Litigation, like many things in life, is not always clearly defined.

There’s not always a clear beginning, a clear ending, a clear victor or a clear loser. The plot of a legal case is rarely linear and there’s almost never a true hero or a true villain.

The narrative of litigation, especially with copyright, is almost always complex and winding. If the parties involved can’t reach a quick settlement, it likely is going to be a long, complex and frustrating process with few clear answers and many difficult questions

However, when presenting litigation, the media feels the need to find the simple narrative, the compelling story to tell and that can result in an oversimplification of the story and what’s going on.

It’s much easier to say “Aereo Wins!” rather than “Aereo Wins Early Ruling, Full Trial Awaits”. While it’s true that the media does this to many topics, litigation is something that’s inherently difficult to fully understand from the outset, making the problem even worse.

So remember, just because someone says a case is over doesn’t necessarily make it true. Even when a case seems to have reached its final conclusion, there may always be another round on the horizon.

2 comments
Adam
Adam

Sure, there's a winner and a loser. You're just not looking in the right spots.

The winner = the lawyers.

The loser = everyone who's in the fight.

I've been a plaintiff, a defendant (won a small countersuit), a witness, and a third party (neither a plaintiff, defendant, nor witness, but a party directly affected by the outcome of a civil litigation).

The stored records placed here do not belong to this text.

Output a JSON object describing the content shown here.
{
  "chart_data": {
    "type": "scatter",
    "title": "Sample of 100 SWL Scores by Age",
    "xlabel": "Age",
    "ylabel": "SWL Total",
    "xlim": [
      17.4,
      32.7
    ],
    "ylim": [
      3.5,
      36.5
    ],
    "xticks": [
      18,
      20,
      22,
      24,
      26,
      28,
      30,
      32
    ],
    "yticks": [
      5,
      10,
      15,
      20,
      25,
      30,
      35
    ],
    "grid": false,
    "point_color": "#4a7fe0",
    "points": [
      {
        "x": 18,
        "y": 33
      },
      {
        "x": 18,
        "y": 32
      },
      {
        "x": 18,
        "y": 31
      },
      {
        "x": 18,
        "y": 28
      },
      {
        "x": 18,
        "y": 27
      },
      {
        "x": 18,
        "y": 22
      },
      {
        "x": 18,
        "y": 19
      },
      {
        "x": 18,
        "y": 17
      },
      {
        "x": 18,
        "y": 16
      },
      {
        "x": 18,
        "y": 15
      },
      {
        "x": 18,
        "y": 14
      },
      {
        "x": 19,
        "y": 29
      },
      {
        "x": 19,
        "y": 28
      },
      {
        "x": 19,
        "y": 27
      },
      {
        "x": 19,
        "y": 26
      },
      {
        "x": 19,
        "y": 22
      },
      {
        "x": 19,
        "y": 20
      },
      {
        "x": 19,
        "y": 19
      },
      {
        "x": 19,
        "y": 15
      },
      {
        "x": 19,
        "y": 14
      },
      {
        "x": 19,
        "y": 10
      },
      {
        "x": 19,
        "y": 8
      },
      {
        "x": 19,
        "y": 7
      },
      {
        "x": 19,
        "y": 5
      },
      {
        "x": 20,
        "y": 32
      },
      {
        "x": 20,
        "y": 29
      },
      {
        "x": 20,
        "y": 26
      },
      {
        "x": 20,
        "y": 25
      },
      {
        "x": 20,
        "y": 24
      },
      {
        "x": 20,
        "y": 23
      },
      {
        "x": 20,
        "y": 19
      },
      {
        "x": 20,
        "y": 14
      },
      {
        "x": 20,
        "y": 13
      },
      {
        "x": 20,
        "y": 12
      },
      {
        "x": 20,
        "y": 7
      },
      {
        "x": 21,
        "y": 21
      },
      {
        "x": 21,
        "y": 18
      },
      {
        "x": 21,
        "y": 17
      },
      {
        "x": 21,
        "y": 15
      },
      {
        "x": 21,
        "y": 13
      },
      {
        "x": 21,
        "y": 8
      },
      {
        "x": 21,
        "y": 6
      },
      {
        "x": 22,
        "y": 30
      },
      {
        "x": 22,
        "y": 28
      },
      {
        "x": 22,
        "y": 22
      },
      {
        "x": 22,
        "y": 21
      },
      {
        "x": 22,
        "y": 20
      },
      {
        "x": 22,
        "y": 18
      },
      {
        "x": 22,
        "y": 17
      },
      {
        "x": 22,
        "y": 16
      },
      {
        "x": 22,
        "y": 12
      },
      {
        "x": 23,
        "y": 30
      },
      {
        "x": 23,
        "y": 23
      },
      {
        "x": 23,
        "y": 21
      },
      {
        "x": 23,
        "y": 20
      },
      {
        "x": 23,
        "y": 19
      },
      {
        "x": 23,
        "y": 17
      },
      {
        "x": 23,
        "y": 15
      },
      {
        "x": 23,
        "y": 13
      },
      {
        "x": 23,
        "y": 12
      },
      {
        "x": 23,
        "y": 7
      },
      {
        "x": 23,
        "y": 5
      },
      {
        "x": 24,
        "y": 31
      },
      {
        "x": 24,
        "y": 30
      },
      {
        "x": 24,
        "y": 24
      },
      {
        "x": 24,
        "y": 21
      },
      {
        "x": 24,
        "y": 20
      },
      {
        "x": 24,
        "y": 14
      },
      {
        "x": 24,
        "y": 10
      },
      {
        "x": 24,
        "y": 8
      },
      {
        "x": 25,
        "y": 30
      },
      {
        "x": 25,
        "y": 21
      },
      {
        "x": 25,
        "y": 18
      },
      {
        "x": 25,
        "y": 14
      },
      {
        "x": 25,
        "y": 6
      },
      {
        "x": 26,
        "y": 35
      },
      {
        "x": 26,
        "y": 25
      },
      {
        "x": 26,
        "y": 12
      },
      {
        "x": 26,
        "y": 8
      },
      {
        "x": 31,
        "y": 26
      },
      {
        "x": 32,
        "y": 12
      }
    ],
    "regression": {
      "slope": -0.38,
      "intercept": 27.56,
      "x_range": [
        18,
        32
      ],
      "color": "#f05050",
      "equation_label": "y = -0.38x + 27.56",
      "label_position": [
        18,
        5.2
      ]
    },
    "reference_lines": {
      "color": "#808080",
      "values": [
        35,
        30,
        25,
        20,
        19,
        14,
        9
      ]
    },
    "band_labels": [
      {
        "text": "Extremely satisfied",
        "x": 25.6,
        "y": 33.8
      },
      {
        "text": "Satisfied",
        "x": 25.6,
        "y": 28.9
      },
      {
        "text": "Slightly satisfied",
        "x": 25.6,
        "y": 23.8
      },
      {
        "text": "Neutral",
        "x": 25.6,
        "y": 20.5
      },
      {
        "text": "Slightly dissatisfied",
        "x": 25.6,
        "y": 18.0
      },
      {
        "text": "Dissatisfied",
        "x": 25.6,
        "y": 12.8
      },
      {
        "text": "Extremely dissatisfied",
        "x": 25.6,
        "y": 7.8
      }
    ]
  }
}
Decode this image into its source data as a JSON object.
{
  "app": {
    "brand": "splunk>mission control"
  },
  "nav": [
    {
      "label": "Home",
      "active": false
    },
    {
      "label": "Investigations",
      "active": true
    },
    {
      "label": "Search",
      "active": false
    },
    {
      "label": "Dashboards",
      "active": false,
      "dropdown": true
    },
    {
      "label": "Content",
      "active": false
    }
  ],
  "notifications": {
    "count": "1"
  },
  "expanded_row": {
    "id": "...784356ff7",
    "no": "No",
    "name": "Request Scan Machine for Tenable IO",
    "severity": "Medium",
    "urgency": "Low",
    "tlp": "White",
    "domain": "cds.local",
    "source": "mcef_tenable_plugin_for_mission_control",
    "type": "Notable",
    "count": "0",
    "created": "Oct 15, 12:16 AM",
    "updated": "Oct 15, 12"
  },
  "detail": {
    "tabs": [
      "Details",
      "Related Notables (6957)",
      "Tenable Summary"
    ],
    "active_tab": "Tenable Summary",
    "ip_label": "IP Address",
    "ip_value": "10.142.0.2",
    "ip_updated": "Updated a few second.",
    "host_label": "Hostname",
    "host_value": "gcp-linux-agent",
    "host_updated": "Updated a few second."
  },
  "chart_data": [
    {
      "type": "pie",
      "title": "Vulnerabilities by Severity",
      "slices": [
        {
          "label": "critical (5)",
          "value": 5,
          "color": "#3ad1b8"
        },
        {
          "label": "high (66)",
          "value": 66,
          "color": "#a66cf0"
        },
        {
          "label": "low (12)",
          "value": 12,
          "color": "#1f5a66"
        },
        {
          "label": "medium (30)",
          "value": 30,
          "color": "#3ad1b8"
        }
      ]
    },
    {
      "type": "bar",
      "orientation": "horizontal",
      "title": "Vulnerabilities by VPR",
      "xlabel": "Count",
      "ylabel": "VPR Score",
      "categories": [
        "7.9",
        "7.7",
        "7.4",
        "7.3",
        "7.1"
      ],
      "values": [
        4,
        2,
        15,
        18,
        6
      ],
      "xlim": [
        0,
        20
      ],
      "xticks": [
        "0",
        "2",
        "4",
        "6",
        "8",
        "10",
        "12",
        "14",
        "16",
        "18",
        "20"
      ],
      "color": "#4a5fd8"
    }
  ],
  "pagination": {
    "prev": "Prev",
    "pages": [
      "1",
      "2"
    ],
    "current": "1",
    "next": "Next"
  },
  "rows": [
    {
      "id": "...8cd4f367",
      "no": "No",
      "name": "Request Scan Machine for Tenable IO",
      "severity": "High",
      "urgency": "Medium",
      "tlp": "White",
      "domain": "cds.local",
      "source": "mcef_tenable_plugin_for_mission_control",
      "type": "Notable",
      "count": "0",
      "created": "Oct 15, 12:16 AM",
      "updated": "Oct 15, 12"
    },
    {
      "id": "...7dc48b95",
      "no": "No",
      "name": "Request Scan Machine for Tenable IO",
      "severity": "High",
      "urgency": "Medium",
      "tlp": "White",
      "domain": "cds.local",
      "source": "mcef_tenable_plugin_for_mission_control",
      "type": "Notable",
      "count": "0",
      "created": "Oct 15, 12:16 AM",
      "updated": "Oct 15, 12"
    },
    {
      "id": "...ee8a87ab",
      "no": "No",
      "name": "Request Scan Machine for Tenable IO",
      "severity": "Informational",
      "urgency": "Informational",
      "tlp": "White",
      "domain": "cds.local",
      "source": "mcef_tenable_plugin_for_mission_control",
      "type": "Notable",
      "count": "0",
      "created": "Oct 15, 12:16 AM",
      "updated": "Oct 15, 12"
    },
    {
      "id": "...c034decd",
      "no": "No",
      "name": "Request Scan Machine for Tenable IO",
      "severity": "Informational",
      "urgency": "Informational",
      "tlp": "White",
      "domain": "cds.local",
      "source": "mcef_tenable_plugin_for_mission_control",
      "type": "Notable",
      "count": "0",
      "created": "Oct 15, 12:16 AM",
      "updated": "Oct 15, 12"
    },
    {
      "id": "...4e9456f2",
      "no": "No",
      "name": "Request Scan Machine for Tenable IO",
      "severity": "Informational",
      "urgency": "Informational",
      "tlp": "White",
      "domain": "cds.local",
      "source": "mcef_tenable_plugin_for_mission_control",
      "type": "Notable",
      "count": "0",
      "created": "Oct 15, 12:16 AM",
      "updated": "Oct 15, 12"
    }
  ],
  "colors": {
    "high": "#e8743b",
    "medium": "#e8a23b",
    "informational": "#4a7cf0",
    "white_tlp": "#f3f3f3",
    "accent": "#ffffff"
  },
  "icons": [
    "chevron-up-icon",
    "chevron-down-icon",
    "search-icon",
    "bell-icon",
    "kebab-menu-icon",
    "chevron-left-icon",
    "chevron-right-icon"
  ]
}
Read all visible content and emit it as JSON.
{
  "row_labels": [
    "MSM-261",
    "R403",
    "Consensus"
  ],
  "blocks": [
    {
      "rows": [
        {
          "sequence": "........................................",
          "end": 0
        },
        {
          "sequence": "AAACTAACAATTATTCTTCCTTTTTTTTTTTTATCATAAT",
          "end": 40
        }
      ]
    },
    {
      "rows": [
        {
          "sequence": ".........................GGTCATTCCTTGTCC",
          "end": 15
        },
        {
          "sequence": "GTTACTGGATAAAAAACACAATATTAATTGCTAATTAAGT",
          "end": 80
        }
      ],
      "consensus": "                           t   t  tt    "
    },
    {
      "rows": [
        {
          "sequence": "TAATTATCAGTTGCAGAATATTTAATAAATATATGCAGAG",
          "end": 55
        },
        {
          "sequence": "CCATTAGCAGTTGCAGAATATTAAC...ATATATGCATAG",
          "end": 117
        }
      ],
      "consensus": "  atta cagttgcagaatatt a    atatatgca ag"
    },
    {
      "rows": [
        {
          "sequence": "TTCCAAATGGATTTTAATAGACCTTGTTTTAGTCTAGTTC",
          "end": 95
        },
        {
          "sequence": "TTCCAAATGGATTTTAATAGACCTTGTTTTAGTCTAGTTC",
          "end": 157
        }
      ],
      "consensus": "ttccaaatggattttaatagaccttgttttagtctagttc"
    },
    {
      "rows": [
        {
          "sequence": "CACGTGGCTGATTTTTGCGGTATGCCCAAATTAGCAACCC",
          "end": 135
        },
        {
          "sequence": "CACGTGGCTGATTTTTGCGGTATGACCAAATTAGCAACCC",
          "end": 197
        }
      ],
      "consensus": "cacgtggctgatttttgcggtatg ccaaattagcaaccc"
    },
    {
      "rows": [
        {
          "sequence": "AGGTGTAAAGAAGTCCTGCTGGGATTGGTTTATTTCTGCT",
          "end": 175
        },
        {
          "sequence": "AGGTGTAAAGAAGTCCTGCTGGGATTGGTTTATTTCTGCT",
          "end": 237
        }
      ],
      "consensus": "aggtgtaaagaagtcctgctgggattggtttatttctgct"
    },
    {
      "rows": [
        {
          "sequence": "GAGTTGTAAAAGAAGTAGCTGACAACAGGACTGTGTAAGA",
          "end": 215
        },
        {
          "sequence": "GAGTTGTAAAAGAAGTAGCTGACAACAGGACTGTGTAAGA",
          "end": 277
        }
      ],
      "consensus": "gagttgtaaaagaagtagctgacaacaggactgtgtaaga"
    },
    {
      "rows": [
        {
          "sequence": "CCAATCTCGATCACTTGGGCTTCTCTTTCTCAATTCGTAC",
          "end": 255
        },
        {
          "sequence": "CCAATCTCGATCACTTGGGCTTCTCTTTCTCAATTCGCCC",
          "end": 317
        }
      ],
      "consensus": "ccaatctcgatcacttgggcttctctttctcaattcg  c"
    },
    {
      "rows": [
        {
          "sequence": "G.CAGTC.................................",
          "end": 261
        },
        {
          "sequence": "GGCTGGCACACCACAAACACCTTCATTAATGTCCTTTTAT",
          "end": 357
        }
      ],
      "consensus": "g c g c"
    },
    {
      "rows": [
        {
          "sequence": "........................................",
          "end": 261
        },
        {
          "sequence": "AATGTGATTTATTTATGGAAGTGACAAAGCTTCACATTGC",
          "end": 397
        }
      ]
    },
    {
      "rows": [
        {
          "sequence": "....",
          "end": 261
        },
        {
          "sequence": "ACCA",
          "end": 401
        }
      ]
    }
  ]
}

There is no winning unless you represent yourself and get lucky.

The Google/Viacom/Aereo/major network lawyers are making out like bandits here, which is one of the big problems with the present legal system; when a system is as complex as the legal system is, it takes far too long to untangle and often comes down to "who can shout the loudest and make their points sound the best".

Jonathan Bailey
Jonathan Bailey

Excellent point. There's an old saying that having lawyers write laws is like having doctors invent diseases. Though I feel strongly most lawyers are honest and looking out for their clients' best interest, I always wonder when I see a case go on for so long how much of it is determination from the client and how much of it is the lawyers wanting to push on.